On Sunday Mr. Rosenberg and I attended the wedding of his "second cousin, once removed" or as we call her simply, "cousin." Serena is a beautiful woman who wed, Jeremy a wonderful guy. These two are perfect for each other. Smart, happy, and so very in love. Mr. Rosenberg and I got a little misty during their self-written vows. In the photo above they are being lifted in chairs as the Horah is being danced around them. The Horah is a traditional Israeli circle dance typically danced to the song Hava Nagila at Jewish weddings and other happy occasions. There is so much joy.
I love weddings. The fancy dresses, the traditions, the hope, and the tiny hors d'ouevres passed around at the cocktail hour. Weddings are sweeping family operas played out over the course of six or so hours. Whatever we are busy with in our own lives, a wedding is a chance to once again be rooted to a ceremony that defines a lifetime.
I always learn something at these gatherings. Sometimes I learn about the groom's relationship to his family, or how well the maid of honor can (or cannot) hold her liquor. I learn stories of the bride and groom's childhoods, I learn sunscreen would have been a good move on my part considering our seat in the sunlight of the afternoon.
At Serena and Jeremy's wedding, I really paid attention for the first time to the Jewish custom of the breaking of the glass. In Jewish tradition, after a couple is pronounced husband and wife, the new husband steps on a wine glass wrapped in a napkin, crushing it with his right foot as the assembled crowd exclaims their congratulations, shouting, "Mozel Tov!" I learned that this custom has many meanings, the most popular being that even in times of extreme joy, we pause to recognize the brokenness that yet remains in the world.

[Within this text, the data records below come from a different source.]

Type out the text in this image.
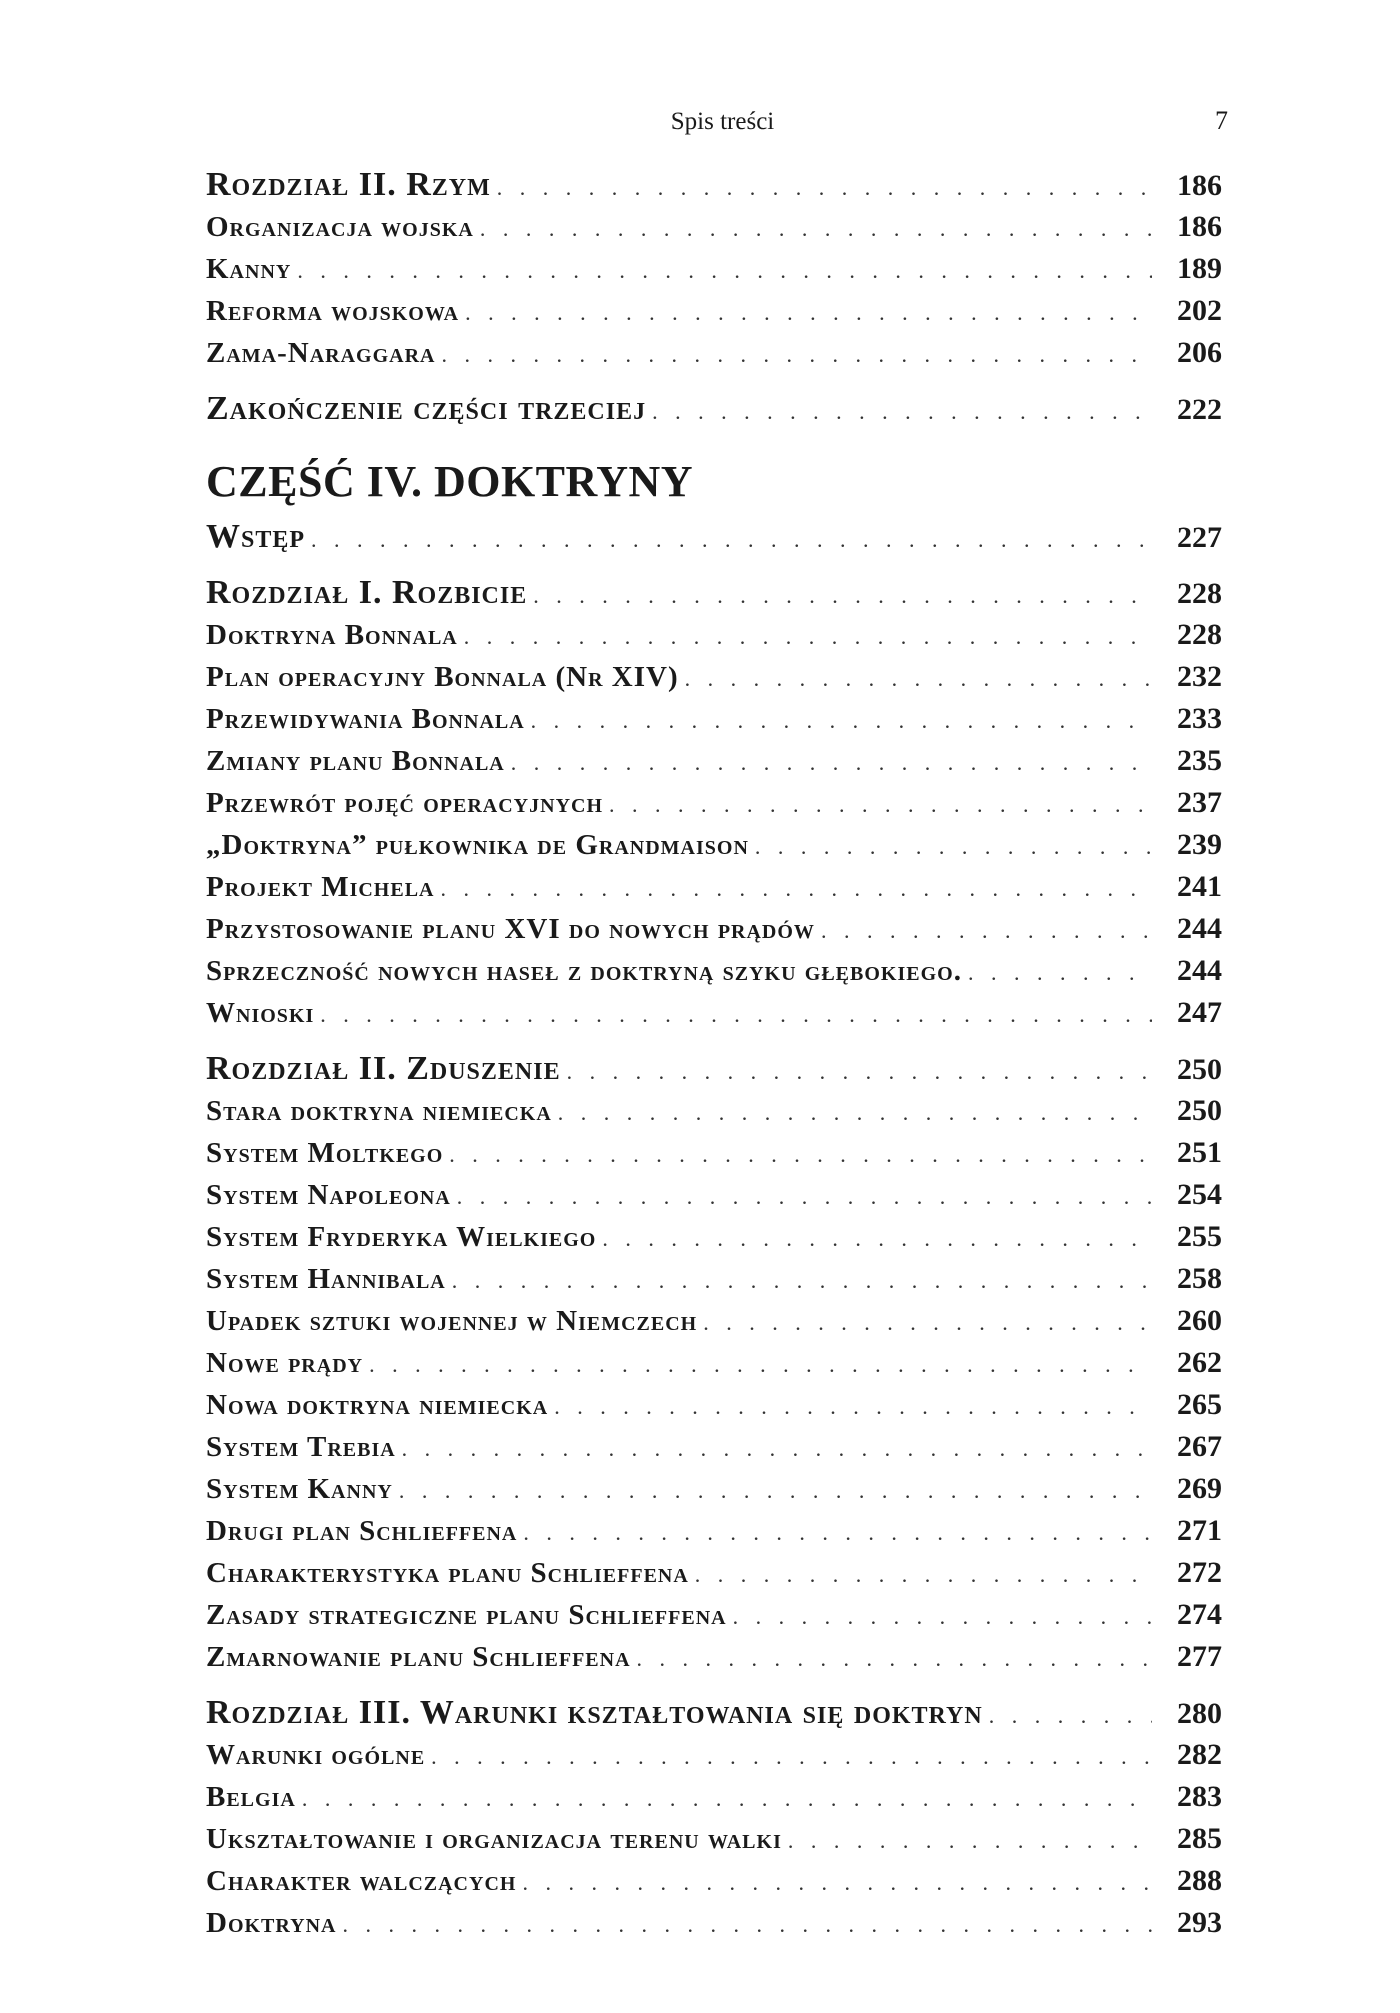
Spis treści	7
Rozdział II. Rzym . . .	186
Organizacja wojska . . .	186
Kanny . . .	189
Reforma wojskowa . . .	202
Zama-Naraggara . . .	206
Zakończenie części trzeciej . . .	222
CZĘŚĆ IV. DOKTRYNY
Wstęp . . .	227
Rozdział I. Rozbicie . . .	228
Doktryna Bonnala . . .	228
Plan operacyjny Bonnala (Nr XIV) . . .	232
Przewidywania Bonnala . . .	233
Zmiany planu Bonnala . . .	235
Przewrót pojęć operacyjnych . . .	237
„Doktryna” pułkownika de Grandmaison . . .	239
Projekt Michela . . .	241
Przystosowanie planu XVI do nowych prądów . . .	244
Sprzeczność nowych haseł z doktryną szyku głębokiego. . . .	244
Wnioski . . .	247
Rozdział II. Zduszenie . . .	250
Stara doktryna niemiecka . . .	250
System Moltkego . . .	251
System Napoleona . . .	254
System Fryderyka Wielkiego . . .	255
System Hannibala . . .	258
Upadek sztuki wojennej w Niemczech . . .	260
Nowe prądy . . .	262
Nowa doktryna niemiecka . . .	265
System Trebia . . .	267
System Kanny . . .	269
Drugi plan Schlieffena . . .	271
Charakterystyka planu Schlieffena . . .	272
Zasady strategiczne planu Schlieffena . . .	274
Zmarnowanie planu Schlieffena . . .	277
Rozdział III. Warunki kształtowania się doktryn . . .	280
Warunki ogólne . . .	282
Belgia . . .	283
Ukształtowanie i organizacja terenu walki . . .	285
Charakter walczących . . .	288
Doktryna . . .	293
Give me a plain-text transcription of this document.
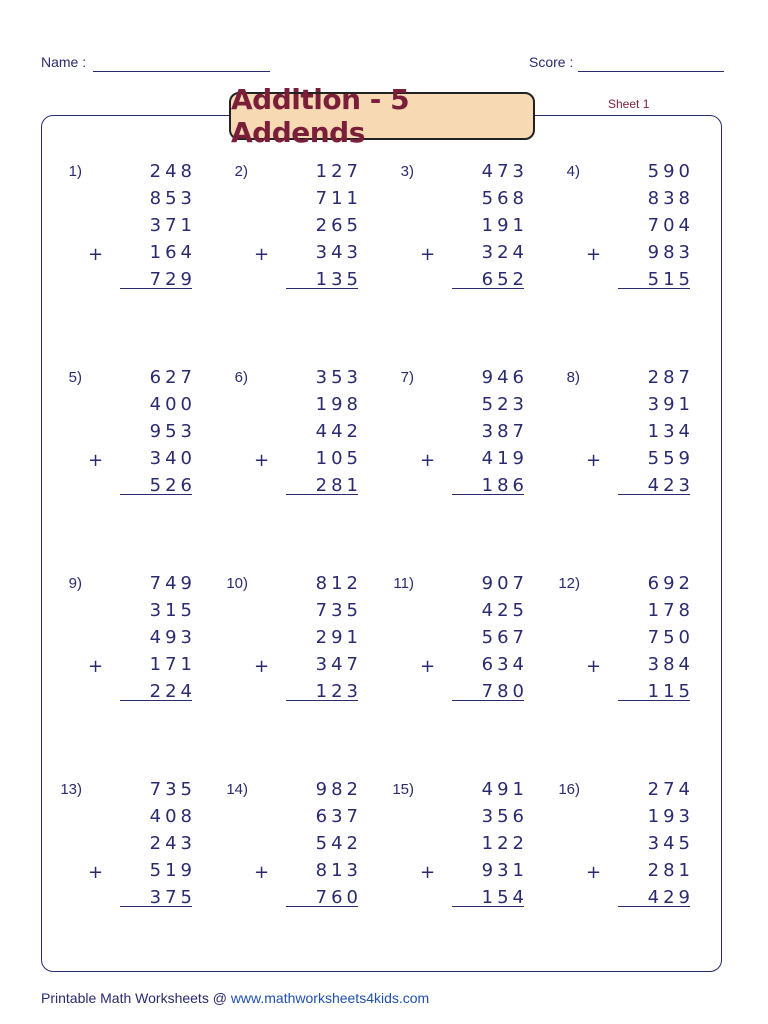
Name :	Score :
Addition - 5 Addends
Sheet 1
1)	248
853
371
164
729
+
2)	127
711
265
343
135
+
3)	473
568
191
324
652
+
4)	590
838
704
983
515
+
5)	627
400
953
340
526
+
6)	353
198
442
105
281
+
7)	946
523
387
419
186
+
8)	287
391
134
559
423
+
9)	749
315
493
171
224
+
10)	812
735
291
347
123
+
11)	907
425
567
634
780
+
12)	692
178
750
384
115
+
13)	735
408
243
519
375
+
14)	982
637
542
813
760
+
15)	491
356
122
931
154
+
16)	274
193
345
281
429
+
Printable Math Worksheets @ www.mathworksheets4kids.com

This resonated with me. That happiness and sadness must co-exist to define each other. That while our spirits are lifted in love and song there is also the knowledge that we are all just doing our best to get along in a lovely, yet shattered place. Our job, to be grateful for our blessings, yet at the same time use our time here to better the lives of the less fortunate. Daily we seek the impossible, to fit the pieces of the glass back together while we sing and while we dance.
Mazel Tov, Serena and Jeremy. May you mend the broken parts you find in each other and live in love and grace.